乾杯した田中は含み笑いをしている。何だよ?何が可笑しいんだ?気持ち悪いやつだなぁ俺が言うと田中はいやいや、こないだの志保ちゃんのセミナー行って来たんだよと笑いながら答える。
えっ?本当に行ったのお前。馬鹿だなぁ。と俺が言うと田中はいやいや、お前も行った方が良い。無茶苦茶笑えるぞアレ。何て言うのかなースゲーわ。人の使い方って言うかコントロールの仕方みたいの分かって面白いわ。勿論、これ以上行く気もないし、今回は体験コースで本会員だのになる気はさらさら無いがとにかく面白い体験だったと興奮気味に俺にアレコレ話した。
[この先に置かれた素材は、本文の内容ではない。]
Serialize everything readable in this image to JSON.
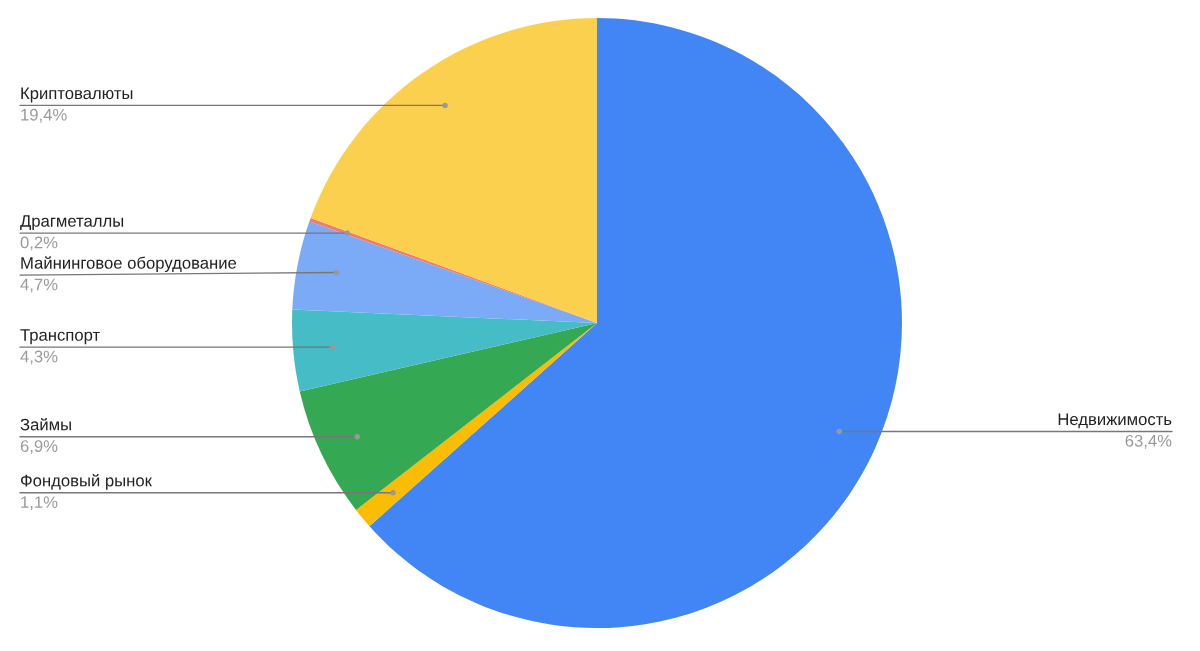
{
  "chart_data": {
    "type": "pie",
    "categories": [
      "Недвижимость",
      "Фондовый рынок",
      "Займы",
      "Транспорт",
      "Майнинговое оборудование",
      "Драгметаллы",
      "Криптовалюты"
    ],
    "values": [
      63.4,
      1.1,
      6.9,
      4.3,
      4.7,
      0.2,
      19.4
    ],
    "value_labels": [
      "63,4%",
      "1,1%",
      "6,9%",
      "4,3%",
      "4,7%",
      "0,2%",
      "19,4%"
    ],
    "colors": [
      "#4285f4",
      "#fbbc04",
      "#34a853",
      "#46bdc6",
      "#7baaf7",
      "#f07b72",
      "#fcd04f"
    ],
    "legend": false
  }
}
お調子ものの田中だが、実は地元では10軒程の飲食店や、地ビール製造所、地元野菜のネット販売などを経営するやり手だ。俺も畑は違うが自営業をやっていて、田中からは学ぶ事も多く一目置いている。
啓発セミナーに行って、内容では無くその運営方法や運営側の人間観察、受講者の影響のされ方の方を面白がっている田中はやはり視点が普通の人間とちがう。俺は楽しそうに話す田中を見てセミナーに興味を持ち、好奇心も手伝ってセミナーに参加する事を決めた。
俺は田中からセミナーの連絡先を聞き、翌週末田中が行った体験コースを受講する事にした。
俺はセミナーで受講者と講師の形で志保と再会し、志保の事情に深く関わり異常な体験をする事になる。